Homemade bed bug traps
June 24, 2014

Bed bugs evolved and developed unique adaptive defence mechanisms to resist pyrethroid insecticides

Researchers from the University of Kentucky have discovered 14 molecular markers in bed bug genes commonly associated with resistance to pyrethroid, one of the most popular pesticides used for bed bugs eradication. In their study published in the journal Scientific Reports, the scientists reported how they compared genes from pyrethroid resistant bed bugs found in the Los Angeles area, to those from other areas in the country that had not yet developed a resistance. As a result the bed bugs that didn’t have these markers in their DNA were much more vulnerable to a chemical treatment.

Bed bugs have been recently in the focus of pest control specialists as outbreaks have occurred in mega cities throughout the world. These bugs are parasitic insects that feed on warm-blooded animals, but mostly on pets and humans in urban environment. For the past few years certain chemical methods for eradication have become less useful as the most popular pesticides have become less efficient. This is a result of bed bugs combining specific fragments of genes (molecular markers), thus, developing various types of resistances to the most commonly used pesticides. Yet scientifically proven, this evolution of bed bugs has contributed greatly to the surge of urban bed bug infestations and earning them a reputation of one of the most challenging pests to eradicate.

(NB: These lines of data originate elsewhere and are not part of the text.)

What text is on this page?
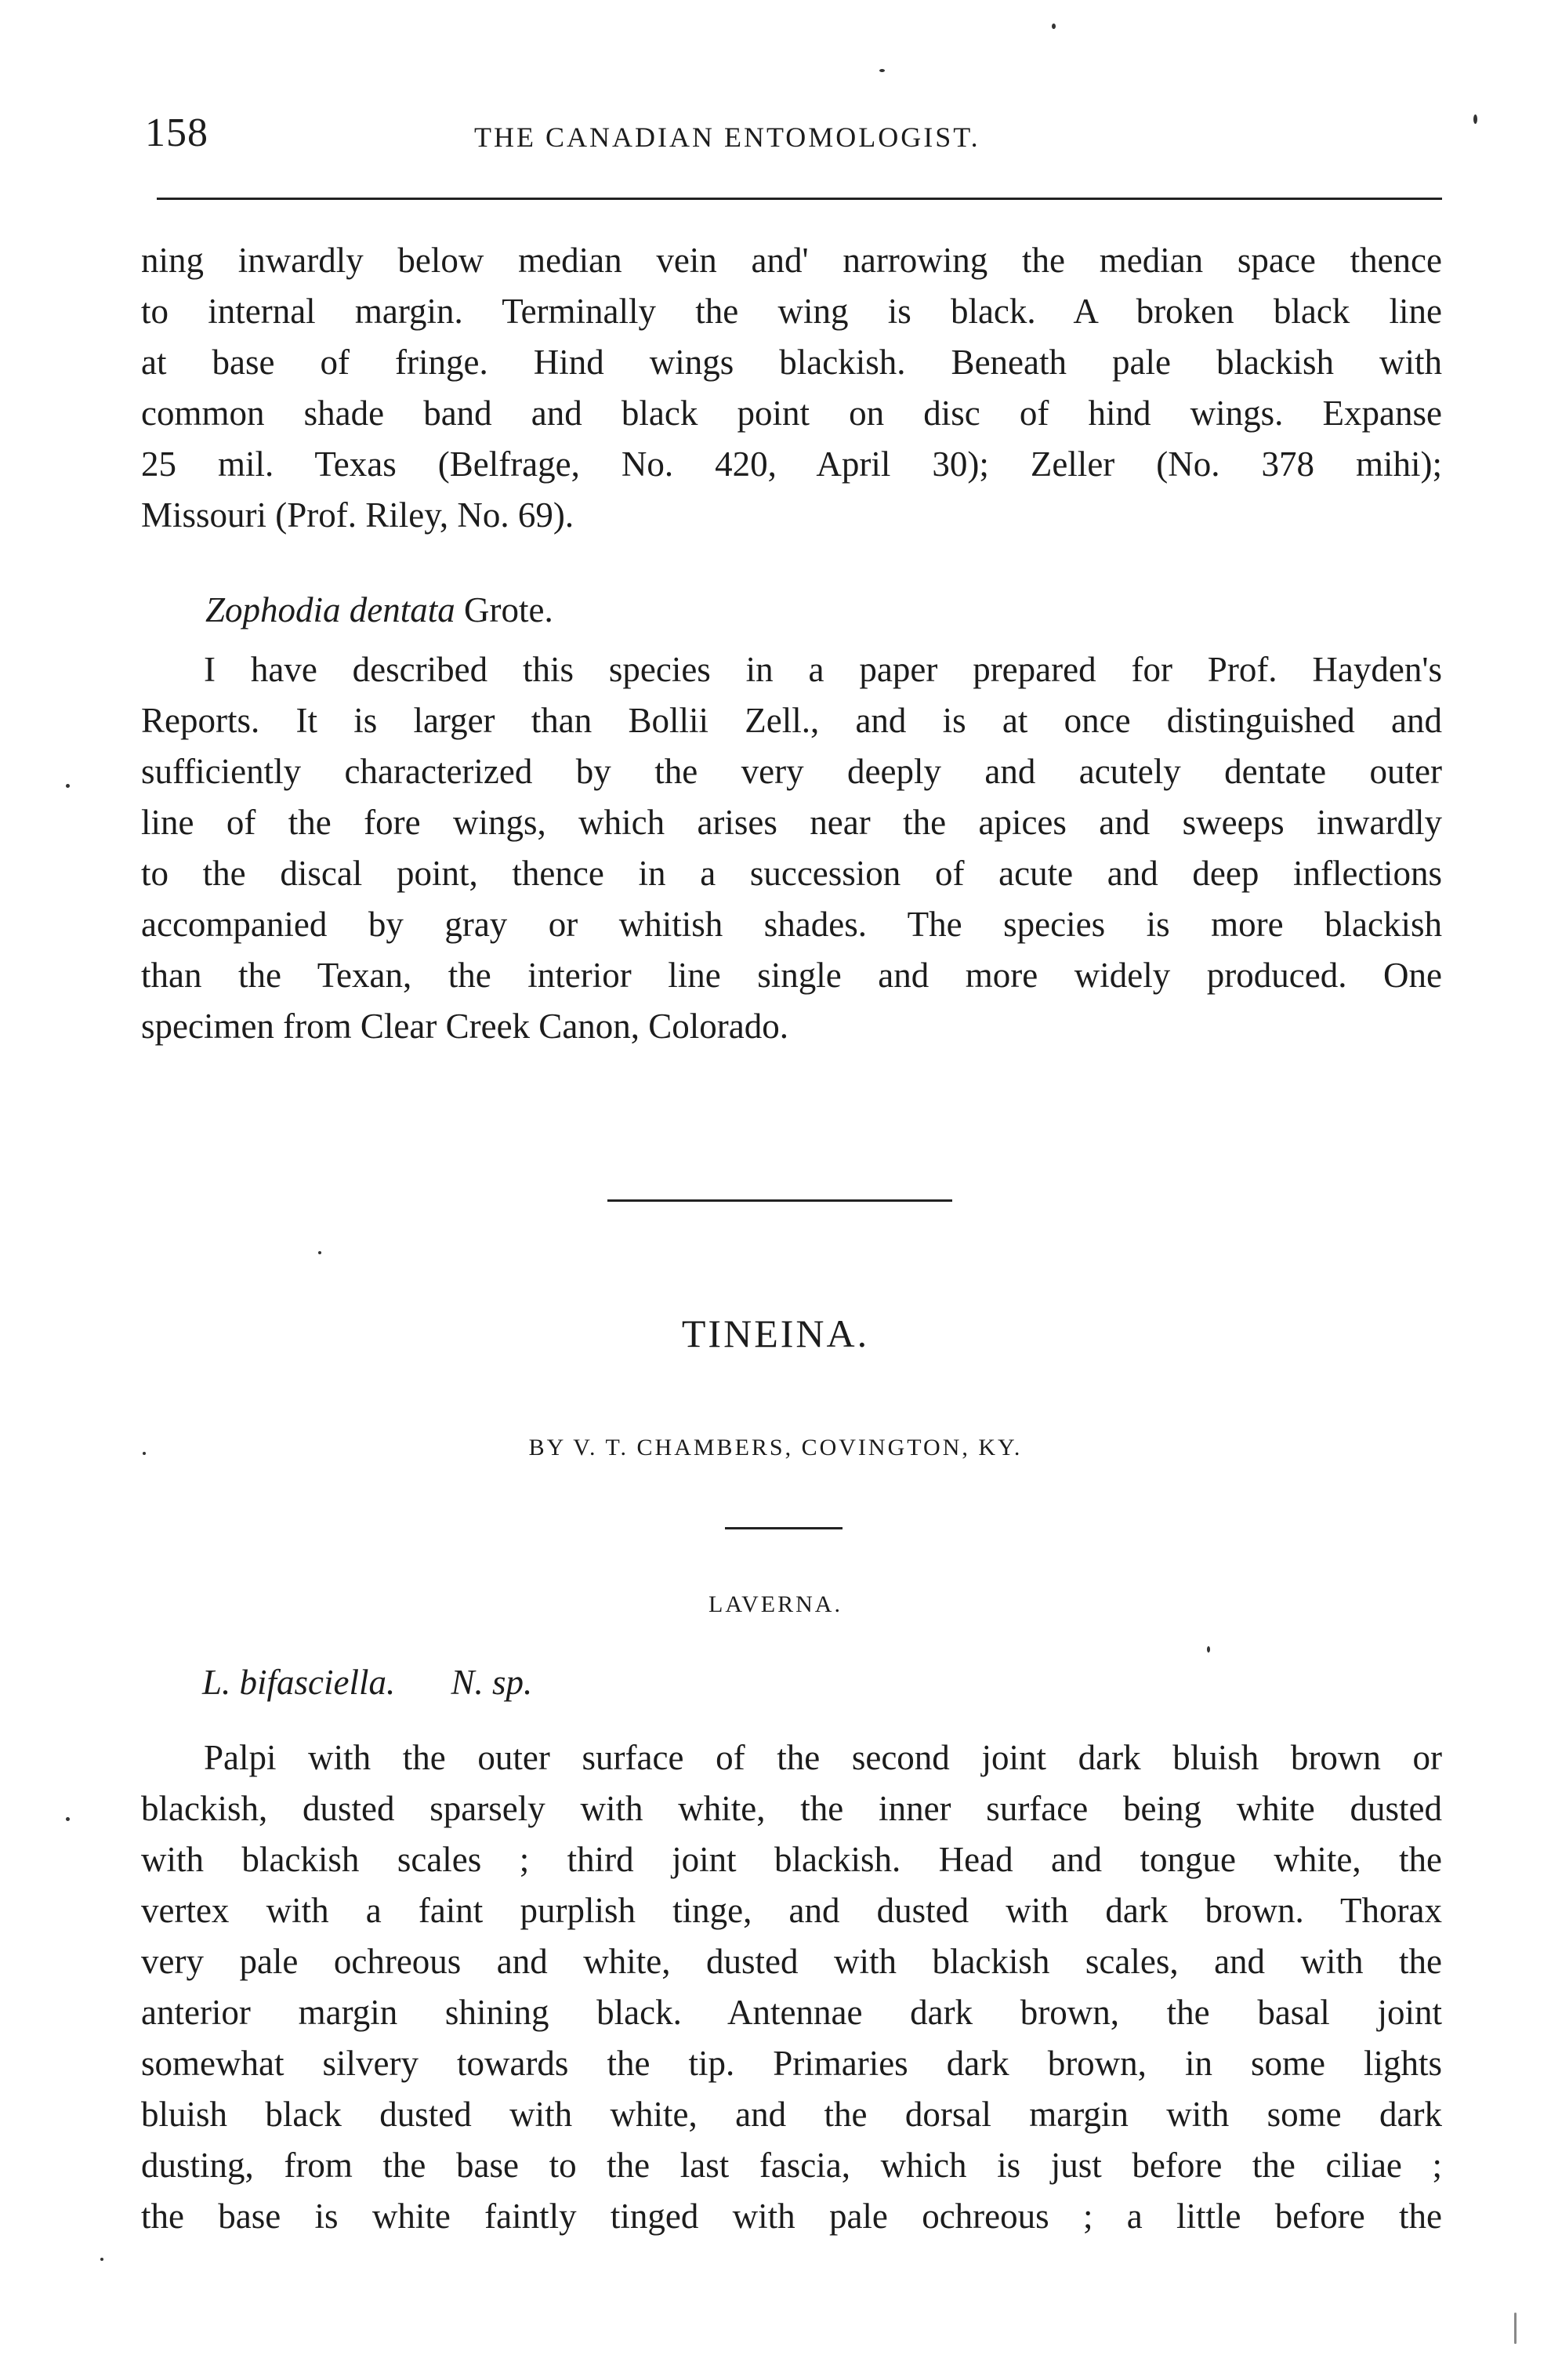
158	THE CANADIAN ENTOMOLOGIST.
ning inwardly below median vein and' narrowing the median space thence
to internal margin. Terminally the wing is black. A broken black line
at base of fringe. Hind wings blackish. Beneath pale blackish with
common shade band and black point on disc of hind wings. Expanse
25 mil. Texas (Belfrage, No. 420, April 30); Zeller (No. 378 mihi);
Missouri (Prof. Riley, No. 69).
Zophodia dentata Grote.
I have described this species in a paper prepared for Prof. Hayden's
Reports. It is larger than Bollii Zell., and is at once distinguished and
sufficiently characterized by the very deeply and acutely dentate outer
line of the fore wings, which arises near the apices and sweeps inwardly
to the discal point, thence in a succession of acute and deep inflections
accompanied by gray or whitish shades. The species is more blackish
than the Texan, the interior line single and more widely produced. One
specimen from Clear Creek Canon, Colorado.
TINEINA.
BY V. T. CHAMBERS, COVINGTON, KY.
LAVERNA.
L. bifasciella. N. sp.
Palpi with the outer surface of the second joint dark bluish brown or
blackish, dusted sparsely with white, the inner surface being white dusted
with blackish scales ; third joint blackish. Head and tongue white, the
vertex with a faint purplish tinge, and dusted with dark brown. Thorax
very pale ochreous and white, dusted with blackish scales, and with the
anterior margin shining black. Antennae dark brown, the basal joint
somewhat silvery towards the tip. Primaries dark brown, in some lights
bluish black dusted with white, and the dorsal margin with some dark
dusting, from the base to the last fascia, which is just before the ciliae ;
the base is white faintly tinged with pale ochreous ; a little before the
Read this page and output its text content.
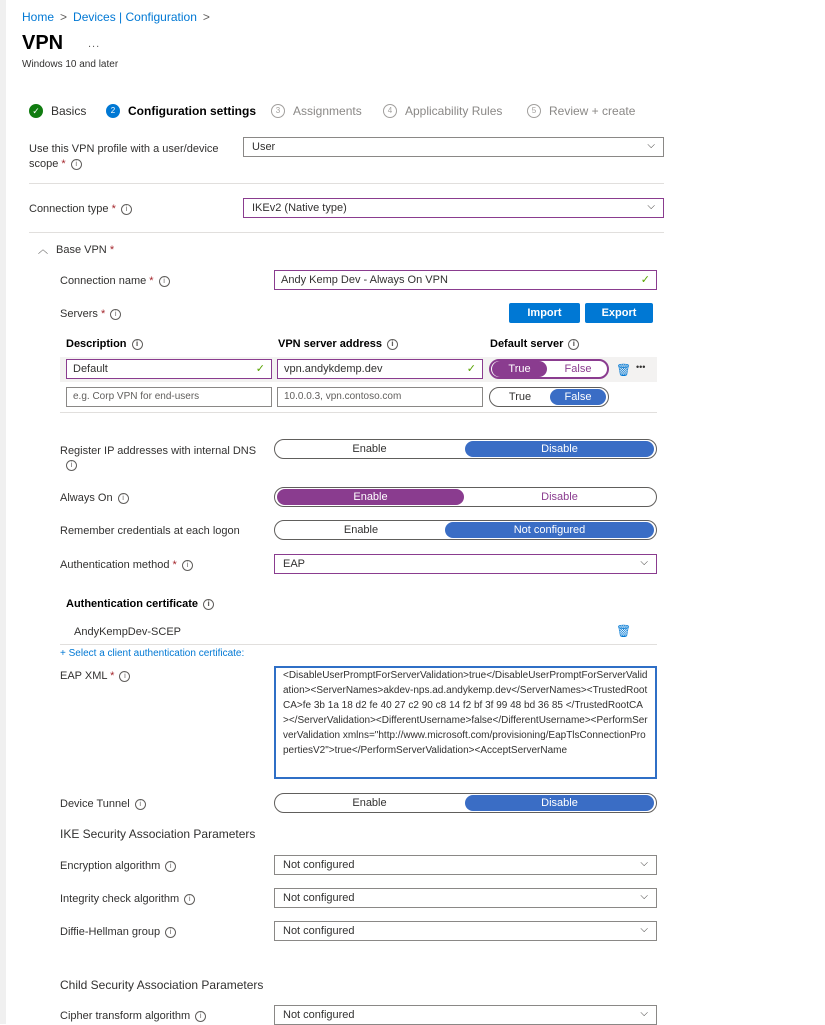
Home > Devices | Configuration >
VPN ...
Windows 10 and later
✓ Basics	2 Configuration settings	3 Assignments	4 Applicability Rules	5 Review + create
Use this VPN profile with a user/device
scope * i
User	⌵
Connection type * i	IKEv2 (Native type)	⌵
︿ Base VPN *
Connection name * i	Andy Kemp Dev - Always On VPN	✓
Servers * i	Import	Export
Description i	VPN server address i	Default server i
Default	✓	vpn.andykdemp.dev	✓	True	False	🗑 •••
e.g. Corp VPN for end-users	10.0.0.3, vpn.contoso.com	True	False
Register IP addresses with internal DNS
i
Enable	Disable
Always On i	Enable	Disable
Remember credentials at each logon	Enable	Not configured
Authentication method * i	EAP	⌵
Authentication certificate i
AndyKempDev-SCEP	🗑
+ Select a client authentication certificate:
EAP XML * i	<DisableUserPromptForServerValidation>true</DisableUserPromptForServerValidation><ServerNames>akdev-nps.ad.andykemp.dev</ServerNames><TrustedRootCA>fe 3b 1a 18 d2 fe 40 27 c2 90 c8 14 f2 bf 3f 99 48 bd 36 85 </TrustedRootCA></ServerValidation><DifferentUsername>false</DifferentUsername><PerformServerValidation xmlns="http://www.microsoft.com/provisioning/EapTlsConnectionPropertiesV2">true</PerformServerValidation><AcceptServerName
Device Tunnel i	Enable	Disable
IKE Security Association Parameters
Encryption algorithm i	Not configured	⌵
Integrity check algorithm i	Not configured	⌵
Diffie-Hellman group i	Not configured	⌵
Child Security Association Parameters
Cipher transform algorithm i	Not configured	⌵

It is reported by the researchers from Kentucky that the newly found 14 markers in bed bug DNA and the defense mechanisms they developed mostly involve the bugs’ outer shell, which serves as an armor, preventing the toxin from reaching the inner body. The evolution of bed bugs and their ability to combine fragments of genes in their DNA grant them outer shell properties such as shell thickness, enzyme levels involved in metabolizing pesticides and others. The researchers also observed that the markers introduced two categories of defense: those responsible for neutralizing the pesticide before it could reach sensitive areas, and those that physically prevented the chemical from penetrating the body. Considering all these facts, the increasing number of people travelling around the globe is contributing to a greater danger of the occurrence of bed bug infestations.